What is The Painter’s Lot? exists as the implied question in the title of Reuben Paterson’s new exhibition.
The answer is emphatic. It is this. It is restless search.
Paterson surged to national prominence, awards and international residencies on the back of substantial critical acclaim and considerable curatorial attention in a relatively short space of time. This occurred for innumerable reasons but of fundamental importance was that from his first exhibition at Te Tuhi (2001) he emerged with a fully developed style, vision (of self) and pioneering use of a new painterly media. Glitter. He directly sourced loaded patterns from fabric and his Maori heritage, exploring notions of modernism and the relevance of pattern design, in which space was flattened and surface was all. Into this mix came the glitter material itself and what it does with light, notions of what we see and how we see, issues of transcendence and spirituality too.

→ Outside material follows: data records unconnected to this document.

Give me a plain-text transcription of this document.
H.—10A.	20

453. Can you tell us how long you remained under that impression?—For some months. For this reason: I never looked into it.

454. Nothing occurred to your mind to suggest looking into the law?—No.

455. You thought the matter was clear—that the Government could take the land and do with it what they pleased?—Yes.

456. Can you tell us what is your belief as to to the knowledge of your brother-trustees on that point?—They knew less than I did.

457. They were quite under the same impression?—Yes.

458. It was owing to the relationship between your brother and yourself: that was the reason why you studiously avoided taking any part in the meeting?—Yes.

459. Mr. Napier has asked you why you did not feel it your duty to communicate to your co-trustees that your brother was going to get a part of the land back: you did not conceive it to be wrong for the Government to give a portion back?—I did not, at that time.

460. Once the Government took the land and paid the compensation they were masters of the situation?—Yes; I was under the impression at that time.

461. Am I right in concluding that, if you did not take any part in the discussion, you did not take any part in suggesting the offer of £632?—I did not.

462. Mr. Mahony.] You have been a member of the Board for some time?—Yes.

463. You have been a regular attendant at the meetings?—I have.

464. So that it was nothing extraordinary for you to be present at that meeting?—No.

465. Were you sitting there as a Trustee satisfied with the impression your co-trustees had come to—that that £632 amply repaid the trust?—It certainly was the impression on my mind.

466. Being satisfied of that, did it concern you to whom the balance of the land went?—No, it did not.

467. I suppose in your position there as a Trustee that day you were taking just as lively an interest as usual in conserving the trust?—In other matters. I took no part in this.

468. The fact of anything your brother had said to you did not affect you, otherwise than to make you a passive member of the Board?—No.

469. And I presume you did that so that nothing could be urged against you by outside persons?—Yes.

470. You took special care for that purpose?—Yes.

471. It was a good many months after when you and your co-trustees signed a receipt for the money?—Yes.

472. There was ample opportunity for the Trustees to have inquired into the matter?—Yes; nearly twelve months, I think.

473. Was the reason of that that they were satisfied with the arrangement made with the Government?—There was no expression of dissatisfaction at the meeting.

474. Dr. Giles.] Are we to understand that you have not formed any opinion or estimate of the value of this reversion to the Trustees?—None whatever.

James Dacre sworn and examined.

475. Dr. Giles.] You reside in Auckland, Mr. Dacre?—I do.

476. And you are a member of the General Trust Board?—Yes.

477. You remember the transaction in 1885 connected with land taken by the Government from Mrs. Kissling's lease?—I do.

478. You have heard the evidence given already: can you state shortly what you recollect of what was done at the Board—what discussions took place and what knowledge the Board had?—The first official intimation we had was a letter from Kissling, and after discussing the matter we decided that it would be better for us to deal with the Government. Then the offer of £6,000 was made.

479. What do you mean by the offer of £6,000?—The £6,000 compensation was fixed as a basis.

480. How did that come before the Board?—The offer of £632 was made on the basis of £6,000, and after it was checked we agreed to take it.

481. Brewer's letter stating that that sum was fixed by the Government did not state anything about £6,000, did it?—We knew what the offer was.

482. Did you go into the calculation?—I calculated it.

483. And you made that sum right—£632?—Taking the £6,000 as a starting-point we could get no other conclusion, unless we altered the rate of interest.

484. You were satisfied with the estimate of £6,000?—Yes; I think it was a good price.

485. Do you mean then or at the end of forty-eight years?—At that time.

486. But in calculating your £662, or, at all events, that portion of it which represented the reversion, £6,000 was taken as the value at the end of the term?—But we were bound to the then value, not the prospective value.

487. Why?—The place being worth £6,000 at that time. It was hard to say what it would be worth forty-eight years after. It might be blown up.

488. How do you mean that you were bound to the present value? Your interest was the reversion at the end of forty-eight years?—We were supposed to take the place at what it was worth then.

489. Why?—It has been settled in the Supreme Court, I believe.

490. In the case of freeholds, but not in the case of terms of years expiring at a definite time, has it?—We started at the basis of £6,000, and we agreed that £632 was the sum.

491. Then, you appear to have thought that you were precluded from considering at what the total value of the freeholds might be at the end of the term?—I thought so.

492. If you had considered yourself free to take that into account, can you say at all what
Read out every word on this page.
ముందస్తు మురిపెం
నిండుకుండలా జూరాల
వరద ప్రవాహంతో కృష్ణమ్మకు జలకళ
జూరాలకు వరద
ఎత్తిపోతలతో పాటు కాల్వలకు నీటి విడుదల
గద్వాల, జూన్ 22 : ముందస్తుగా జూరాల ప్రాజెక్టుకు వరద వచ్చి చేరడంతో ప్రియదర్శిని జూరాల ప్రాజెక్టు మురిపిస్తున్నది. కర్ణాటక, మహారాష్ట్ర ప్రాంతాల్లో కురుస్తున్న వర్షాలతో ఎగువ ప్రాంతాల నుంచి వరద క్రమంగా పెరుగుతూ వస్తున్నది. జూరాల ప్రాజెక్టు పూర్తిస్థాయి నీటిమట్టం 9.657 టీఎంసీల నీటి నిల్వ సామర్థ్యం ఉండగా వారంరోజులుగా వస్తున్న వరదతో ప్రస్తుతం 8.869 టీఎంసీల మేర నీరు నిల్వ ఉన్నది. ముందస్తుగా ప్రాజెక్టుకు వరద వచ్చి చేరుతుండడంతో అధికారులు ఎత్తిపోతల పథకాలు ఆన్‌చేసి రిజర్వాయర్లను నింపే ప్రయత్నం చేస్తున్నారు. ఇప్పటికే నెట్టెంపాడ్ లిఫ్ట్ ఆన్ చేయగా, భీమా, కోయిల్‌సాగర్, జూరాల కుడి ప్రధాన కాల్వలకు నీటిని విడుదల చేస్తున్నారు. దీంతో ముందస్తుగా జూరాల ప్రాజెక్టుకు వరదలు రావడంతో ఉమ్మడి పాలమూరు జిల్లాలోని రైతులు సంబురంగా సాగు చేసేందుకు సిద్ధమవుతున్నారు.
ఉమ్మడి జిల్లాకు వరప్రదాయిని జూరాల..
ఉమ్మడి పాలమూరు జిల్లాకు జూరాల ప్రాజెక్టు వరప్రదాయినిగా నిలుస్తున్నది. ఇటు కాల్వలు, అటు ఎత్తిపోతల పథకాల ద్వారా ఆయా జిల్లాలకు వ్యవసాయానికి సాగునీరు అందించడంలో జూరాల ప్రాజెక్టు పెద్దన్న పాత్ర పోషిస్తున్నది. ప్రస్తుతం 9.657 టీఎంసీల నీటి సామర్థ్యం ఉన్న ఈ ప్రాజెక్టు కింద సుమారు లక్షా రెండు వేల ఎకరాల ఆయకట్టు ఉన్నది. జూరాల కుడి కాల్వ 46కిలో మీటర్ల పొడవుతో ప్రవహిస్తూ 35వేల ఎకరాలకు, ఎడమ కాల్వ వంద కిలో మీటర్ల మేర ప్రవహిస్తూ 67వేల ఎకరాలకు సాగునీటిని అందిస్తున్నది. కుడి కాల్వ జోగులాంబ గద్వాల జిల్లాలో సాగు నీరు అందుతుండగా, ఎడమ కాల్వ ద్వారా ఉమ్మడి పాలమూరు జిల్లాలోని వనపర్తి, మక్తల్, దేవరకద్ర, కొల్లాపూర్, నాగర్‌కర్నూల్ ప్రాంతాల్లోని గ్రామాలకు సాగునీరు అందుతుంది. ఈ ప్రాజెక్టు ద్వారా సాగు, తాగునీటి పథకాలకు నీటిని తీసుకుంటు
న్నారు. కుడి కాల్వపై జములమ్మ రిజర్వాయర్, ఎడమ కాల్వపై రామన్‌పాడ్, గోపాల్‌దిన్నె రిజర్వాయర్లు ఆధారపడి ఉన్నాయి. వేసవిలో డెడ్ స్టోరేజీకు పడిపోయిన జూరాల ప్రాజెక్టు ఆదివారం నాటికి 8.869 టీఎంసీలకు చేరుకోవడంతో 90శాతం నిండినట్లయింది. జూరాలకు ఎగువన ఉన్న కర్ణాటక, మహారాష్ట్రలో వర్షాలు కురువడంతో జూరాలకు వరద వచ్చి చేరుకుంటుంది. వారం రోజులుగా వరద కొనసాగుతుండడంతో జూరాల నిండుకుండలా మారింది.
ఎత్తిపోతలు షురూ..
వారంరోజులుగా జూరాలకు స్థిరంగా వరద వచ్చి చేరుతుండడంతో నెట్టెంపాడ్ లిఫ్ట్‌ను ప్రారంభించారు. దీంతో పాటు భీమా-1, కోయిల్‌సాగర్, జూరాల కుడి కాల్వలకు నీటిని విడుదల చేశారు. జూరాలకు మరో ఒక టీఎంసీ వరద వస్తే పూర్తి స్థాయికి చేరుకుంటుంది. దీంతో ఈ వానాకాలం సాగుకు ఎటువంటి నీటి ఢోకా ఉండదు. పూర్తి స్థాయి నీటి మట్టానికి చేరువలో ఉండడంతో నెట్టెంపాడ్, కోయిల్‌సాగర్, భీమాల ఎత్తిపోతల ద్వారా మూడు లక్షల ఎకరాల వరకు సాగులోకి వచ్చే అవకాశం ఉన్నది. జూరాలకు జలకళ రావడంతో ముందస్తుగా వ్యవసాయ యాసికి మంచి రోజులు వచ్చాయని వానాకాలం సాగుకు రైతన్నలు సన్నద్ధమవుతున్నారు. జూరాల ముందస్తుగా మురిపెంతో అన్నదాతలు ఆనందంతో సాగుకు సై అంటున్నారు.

By 2005 he began to explore the optics of black and white, pattern fragmentation, increasing complexity and started using diamond dust. Following 15 months overseas, including a residency in New York he returned to New Zealand, exhibiting (at Gow Langsford 2007) large, gestural “veils of colour” in which glitter lay, sat, fell or ran on black background pools of polyurethane. He explored sculptural uses of space. McNamara writing in the Herald described these works as ranging from experimental to being “much more convincing … which suggest … moments of revelation.” (1)
Reuben Paterson believed he was going somewhere with a forming idea and new ways of making but he wasn’t there – actually anywhere – yet. Something was missing - the works for all their process and gestural successes were in essence incomplete. He knew this but didn’t yet know why.
Through continued experimentation and repeated failure he kept looking. And he discovered the answer back in himself – in figuration, pattern, Maori design, myth and the natural world. He began to overlay, deconstruct, intersect and intervene. He began to directly combine (the somewhat nebulous language of) gestural abstraction – motion captured - with the meanings and cultural specifics of image and pattern. In doing this he has invested his work with astonishing pictorial space and a new visual language.
In The Law of Ambivalence (2008) profound contrast is established through the interplay of pattern and background. The pattern bleeds and dissolves, totters on a precipice, falls like a waterfall. Karapuutoro (2007-8) has a more traditional composition yet the abstract background determines how the pattern is animated and understood in front of atmospheric, recessive space. The Dominant Kiss and Freedom off the Shelf (2008) begin as poems to the natural world, hovering in front of (black and silver) space which has been bent or bled and in which allusion (to industry and process) asserts.
In He Says: Kia Kotahi ki te ao… (2007) Paterson conjures a figure out of the depths of swirls and pools, and brings him to the surface. In this remarkable work the artist makes a new myth live, whereas in Prometheus (2007) he references the Greek demi-god who brought fire from heaven to aid humans in a “spectacular fall of colour streaking down a tall panel to end in a cataclysmic dark abyss.” The fluidity and bounce so integral of “Prometheus” alters to the front barriers and fence posts of What is the Source of Our First Suffering (2007) while offering the metaphoric hope of an alternate passage established by the descending space of the right hand edge.
The Painter’s Lot reveals Paterson to be back at home yet in a completely new place in amongst the things he knows and values. It conclusively identifies an extensive broadening of his technical repertoire and cultural vernacular and that he has combined with real authority elements of abstraction which until now have been viewed in isolation and regarded as being in complete opposition to each other.
(1) T J McNamara, “Master Builder’s Abstracts,” NZ Herald, 27 September, 2007.